Before Easter 15 phd-students from 10 different nationalities participated in an Arctic field course organized by the CHESS research school. The course was held at the Danish arctic research station on Disko Island, located on the west coast of Greenland. During winter the fjord is covered in sea ice so the only way to and from and the island was by helicopter from Ilulissat.
After a magnificent flight with great views of Jakobshavn Glacier, icebergs and sea ice, the students were ready to start their own field work.

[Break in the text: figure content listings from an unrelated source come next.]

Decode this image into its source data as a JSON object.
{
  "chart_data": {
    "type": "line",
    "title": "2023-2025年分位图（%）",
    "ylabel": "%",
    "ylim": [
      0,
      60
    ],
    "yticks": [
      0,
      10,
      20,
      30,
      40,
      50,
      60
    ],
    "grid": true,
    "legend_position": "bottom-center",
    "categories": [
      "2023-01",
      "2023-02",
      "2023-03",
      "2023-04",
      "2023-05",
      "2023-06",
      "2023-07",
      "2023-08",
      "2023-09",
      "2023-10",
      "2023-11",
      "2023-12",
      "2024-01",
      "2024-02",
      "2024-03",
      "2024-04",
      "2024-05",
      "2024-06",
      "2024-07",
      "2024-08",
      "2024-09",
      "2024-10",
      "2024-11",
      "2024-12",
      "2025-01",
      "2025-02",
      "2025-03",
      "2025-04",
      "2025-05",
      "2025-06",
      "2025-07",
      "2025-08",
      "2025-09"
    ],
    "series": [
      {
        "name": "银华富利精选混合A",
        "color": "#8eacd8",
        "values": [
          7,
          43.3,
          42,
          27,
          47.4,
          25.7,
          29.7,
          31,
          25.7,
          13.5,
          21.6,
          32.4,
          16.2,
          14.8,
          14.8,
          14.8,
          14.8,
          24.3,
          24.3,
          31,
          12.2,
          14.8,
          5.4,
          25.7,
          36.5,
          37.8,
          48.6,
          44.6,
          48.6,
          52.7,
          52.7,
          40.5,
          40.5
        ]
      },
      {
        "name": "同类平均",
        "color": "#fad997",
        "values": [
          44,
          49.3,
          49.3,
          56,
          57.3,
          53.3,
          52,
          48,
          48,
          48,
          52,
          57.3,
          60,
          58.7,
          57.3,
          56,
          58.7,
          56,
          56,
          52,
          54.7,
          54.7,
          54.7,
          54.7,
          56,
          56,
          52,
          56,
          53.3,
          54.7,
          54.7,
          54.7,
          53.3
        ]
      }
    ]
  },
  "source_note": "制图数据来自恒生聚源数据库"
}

Principal lecturers Kerim Nisancioglu (University of Bergen), Fiamma Straneo (Scripps Institute for Oceanography), Anne-Katrine Faber (University of Bergen) and Andreas Vieli (University of Zurich) gave introductory presentations about various topics such as ice-coring techniques and analysis, snow properties and isotope analysis, sea ice and ocean-glacier interaction, and ice-flow modelling.
After a full day of glacier safety training by Silje Smith-Johnsen, where students learned skiing in rope-teams and crevasse rescue, different groups started their own projects. Some groups ventured out on the sea ice to do CTD measurements, and to study sea ice growth and lead formation. Other groups skied and snowmobiled up to Lyngmarksbreen glacier to take snow samples, dig snow-pits and drill ice-cores. During this unique course, they did not only learn to plan and execute different types of fieldwork, but they also got an insight on the changing climate system on Greenland.
Although weather was generally good with lots of sun, the students really experienced the harsh climate of Greenland when they were outside in temperatures colder than -25 on ski-trips often around 6-7 hours. A good lesson on how challenging it can be to collect data in the cold Arctic, and definitely a though and extreme, but great experience.